Transforming recursion to iteration via coroutines
This blog post is adapted from my book The Tcl Programming Language.
Many programming tasks are very simply expressed and implemented through recursive algorithms, traversing a tree data structure being just one example. The primary reason recursion simplifies implementation is that the state of the computation is implicitly maintained, freeing the programmer from the burden of explicitly tracking the computational state of the program. For example, in a recursive tree walking implementation, the "current location" in the tree is implicitly tracked.
However, there are situations where a recursive model does not fit the needs of an application. For example, the application may want to traverse a tree in iterative fashion, retrieving one node at a time, operating on it and then potentially doing some unrelated computation before retrieving the next node at some unknown point in the future.
Here is where coroutines can bridge the impedance mismatch, presenting an iterative interface to a naturally recursive algorithm.
This post assumes you know the basics of coroutines.
As a simple, but slightly contrived example, consider a collection of integers stored as a nested list of arbitrary depth.
% set nested {0 {1 {2 3}} {4 5}}
0 {1 {2 3}} {4 5}
Writing a recursive routine to invoke a command on each element of such a tree-like structure is very straightforward.
proc iterate {l cmd} {
set n [llength $l]
if {$n > 1} {
foreach e $l {
iterate $e $cmd
}
} elseif {[llength $l] == 1} {
{*}$cmd [lindex $l 0]
}
}
We can then apply some arbitrary operation to each element, for example output its square.
% iterate $nested [lambda i {puts [expr {$i*$i}]}]
0
1
4
...Additional lines omitted...
However, this is not what we are after. What we actually want is an iterator command that would return the successive integers from this collection on each call.
Converting recursive code to an iterator command is normally not possible because by its very nature the recursion encodes the state of the computation and will be lost when the iterator returns. On the other hand, writing a non-recursive implementation that explicitly keeps track of state involves quite a bit more bookkeeping.
Coroutines to the rescue. Because they can return values while preserving execution state, we can easily wrap a coroutine around the above to construct an iterator command.
proc iterator_wrapper {collection} {
yield
iterate $collection yield
}
coroutine iterator iterator_wrapper $nested
We can now retrieve one element at a time.
% iterator
0
% iterator
1
% iterator
2
To better appreciate the simplicity of the above iterator implementation, the reader might want to write one without using coroutines.
As another more real world example assume we want an iterator that will return each file or directory within a directory tree. Happily, we have fileutil::find
command from tcllib
that will do most of the hard work for us by returning a list of file paths under a specified directory. It so happens that the command is implemented using recursion.

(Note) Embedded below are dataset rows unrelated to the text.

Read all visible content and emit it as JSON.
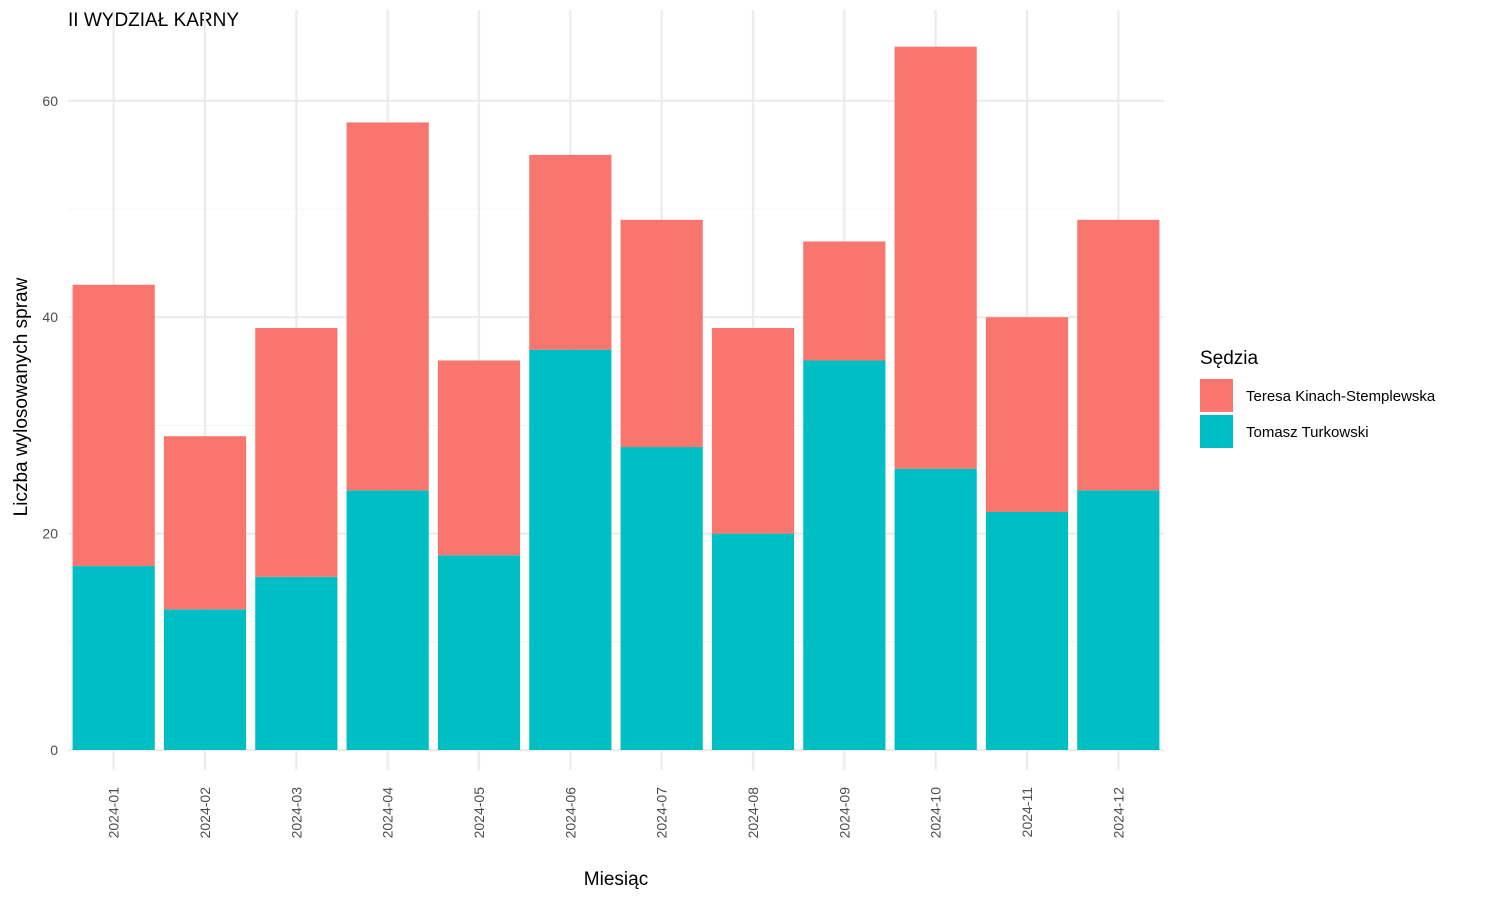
{
  "chart_data": {
    "type": "bar",
    "stacked": true,
    "title": "II WYDZIAŁ KARNY",
    "xlabel": "Miesiąc",
    "ylabel": "Liczba wylosowanych spraw",
    "categories": [
      "2024-01",
      "2024-02",
      "2024-03",
      "2024-04",
      "2024-05",
      "2024-06",
      "2024-07",
      "2024-08",
      "2024-09",
      "2024-10",
      "2024-11",
      "2024-12"
    ],
    "series": [
      {
        "name": "Tomasz Turkowski",
        "color": "#00BFC4",
        "values": [
          17,
          13,
          16,
          24,
          18,
          37,
          28,
          20,
          36,
          26,
          22,
          24
        ]
      },
      {
        "name": "Teresa Kinach-Stemplewska",
        "color": "#F8766D",
        "values": [
          26,
          16,
          23,
          34,
          18,
          18,
          21,
          19,
          11,
          39,
          18,
          25
        ]
      }
    ],
    "legend_order": [
      1,
      0
    ],
    "ylim": [
      0,
      68
    ],
    "yticks": [
      0,
      20,
      40,
      60
    ],
    "grid": true,
    "legend": {
      "title": "Sędzia",
      "position": "right"
    }
  }
}
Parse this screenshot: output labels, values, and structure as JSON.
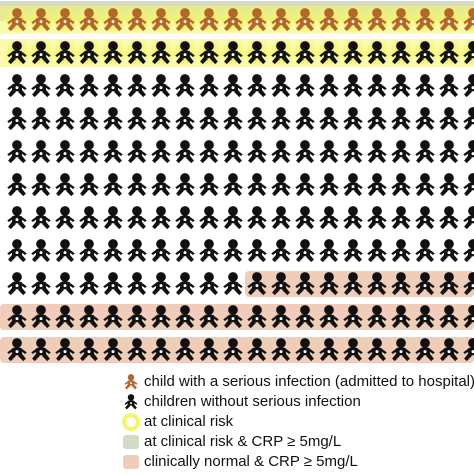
{
  "colors": {
    "child": "#111111",
    "serious_infection_child": "#b4652c",
    "clinical_risk_halo": "#f5f56a",
    "clinical_risk_and_crp": "#d3dbc5",
    "normal_and_crp": "#efcdb8"
  },
  "icon_grid": {
    "icon_name": "baby-icon",
    "rows": 11,
    "columns": 20,
    "serious_infection_highlight": "top row",
    "clinical_risk_rows": [
      1,
      2
    ],
    "clinical_risk_and_crp_rows": [
      1
    ],
    "clinically_normal_and_crp_rows": [
      9,
      10,
      11
    ],
    "clinically_normal_and_crp_partial_row": {
      "row": 9,
      "from_column": 11
    }
  },
  "legend": {
    "items": [
      {
        "label": "child with a serious infection (admitted to hospital)",
        "symbol": "baby-icon-brown"
      },
      {
        "label": "children without serious infection",
        "symbol": "baby-icon-black"
      },
      {
        "label": "at clinical risk",
        "symbol": "yellow-halo"
      },
      {
        "label": "at clinical risk & CRP ≥ 5mg/L",
        "symbol": "green-swatch"
      },
      {
        "label": "clinically normal & CRP ≥ 5mg/L",
        "symbol": "peach-swatch"
      }
    ]
  }
}
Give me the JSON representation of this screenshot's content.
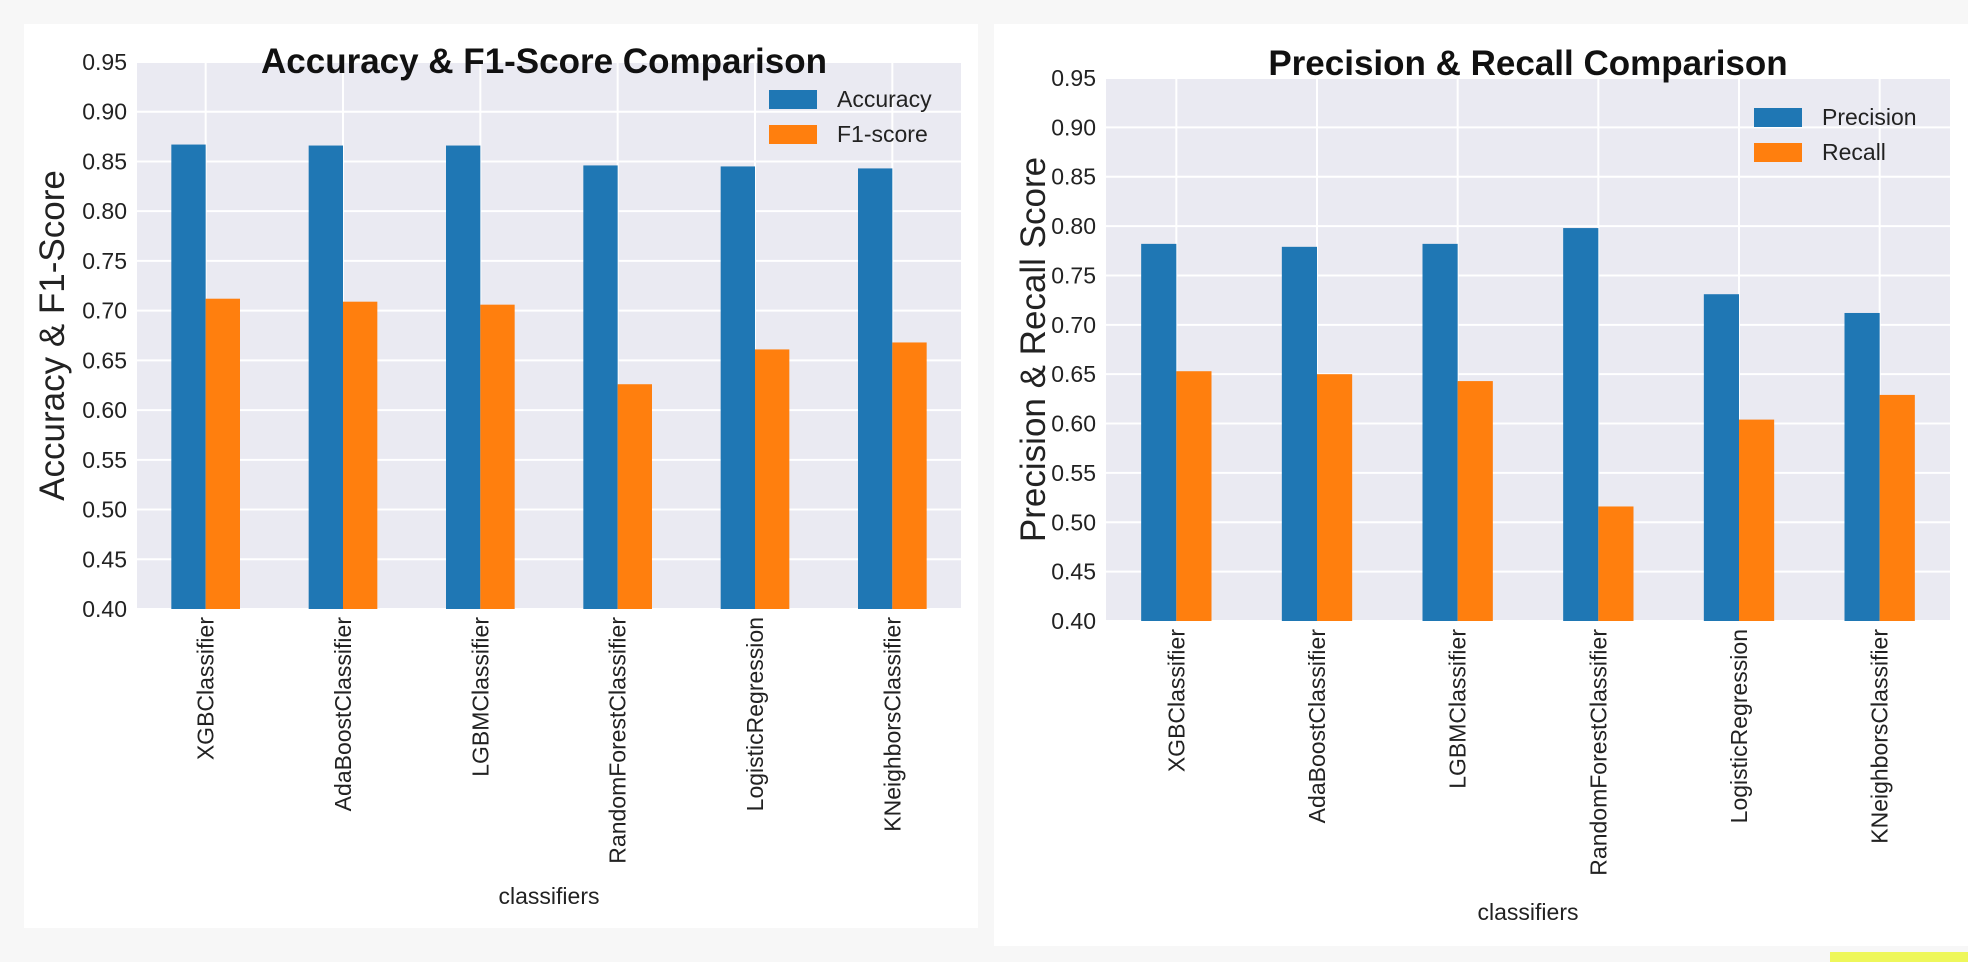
{
  "chart_data": [
    {
      "type": "bar",
      "title": "Accuracy & F1-Score Comparison",
      "xlabel": "classifiers",
      "ylabel": "Accuracy & F1-Score",
      "ylim": [
        0.4,
        0.95
      ],
      "yticks": [
        "0.40",
        "0.45",
        "0.50",
        "0.55",
        "0.60",
        "0.65",
        "0.70",
        "0.75",
        "0.80",
        "0.85",
        "0.90",
        "0.95"
      ],
      "categories": [
        "XGBClassifier",
        "AdaBoostClassifier",
        "LGBMClassifier",
        "RandomForestClassifier",
        "LogisticRegression",
        "KNeighborsClassifier"
      ],
      "series": [
        {
          "name": "Accuracy",
          "color": "#1f77b4",
          "values": [
            0.867,
            0.866,
            0.866,
            0.846,
            0.845,
            0.843
          ]
        },
        {
          "name": "F1-score",
          "color": "#ff7f0e",
          "values": [
            0.712,
            0.709,
            0.706,
            0.626,
            0.661,
            0.668
          ]
        }
      ],
      "grid": true,
      "legend": "top-right"
    },
    {
      "type": "bar",
      "title": "Precision & Recall Comparison",
      "xlabel": "classifiers",
      "ylabel": "Precision & Recall Score",
      "ylim": [
        0.4,
        0.95
      ],
      "yticks": [
        "0.40",
        "0.45",
        "0.50",
        "0.55",
        "0.60",
        "0.65",
        "0.70",
        "0.75",
        "0.80",
        "0.85",
        "0.90",
        "0.95"
      ],
      "categories": [
        "XGBClassifier",
        "AdaBoostClassifier",
        "LGBMClassifier",
        "RandomForestClassifier",
        "LogisticRegression",
        "KNeighborsClassifier"
      ],
      "series": [
        {
          "name": "Precision",
          "color": "#1f77b4",
          "values": [
            0.782,
            0.779,
            0.782,
            0.798,
            0.731,
            0.712
          ]
        },
        {
          "name": "Recall",
          "color": "#ff7f0e",
          "values": [
            0.653,
            0.65,
            0.643,
            0.516,
            0.604,
            0.629
          ]
        }
      ],
      "grid": true,
      "legend": "top-right"
    }
  ]
}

% print_list [fileutil::find c:/temp]
c:/temp/fromDir
c:/temp/newDir
...Additional lines omitted...
However, we do not want this entire list of files at one shot for many reasons. It may consume too much memory, we may only be interested in the first few entries based on some criteria and not want to waste cycles with unnecessary disk retrievals, and so on. We would therefore like an iterator that will return a single entry at a time. Now it so happens that the fileutil::find
command takes a second optional argument that is the name of a filter command. This command is invoked for each file or directory. If the command returns a boolean true value, the file is included in the returned list. We will misappropriate this feature for our own use.
proc yield_one {fname} {
yield [file join [pwd] $fname]
return 0
}
proc file_iterator {dir} {
yield
fileutil::find $dir yield_one
}
We have cunningly fooled fileutil::find
to yield as part of its filter functionality. Let us try it out.
% coroutine nextfile file_iterator c:/temp
% nextfile
C:/temp/fromDir
% nextfile
C:/temp/newDir
% while {[set next [nextfile]] ne ""} { puts $next }
C:/temp/fromDir/fileA.txt
C:/temp/fromDir/subDir
C:/temp/newDir/fileA.txt
...Additional lines omitted...
As an aside, we could have simply used the filter callback to directly print the file path. There would be no need for a coroutine in that case. However, that is only because the "operation" on the file just consists of printing the path. In a more complex scenario, like an FTP server returning directory contents to a client one at a time, the callback approach would not be feasible.
The ability to return values from a computation while preserving its implicit state greatly simplifies programming. Once again, this is best appreciated by implementing the above example without the use of coroutines.
Of course, it goes without saying that the use of coroutines as illustrated in this post is only one of the many wide variety of applications of coroutines. Refer to The Tcler's Wiki, the aforementioned book or the article by Arjen Markus for other examples.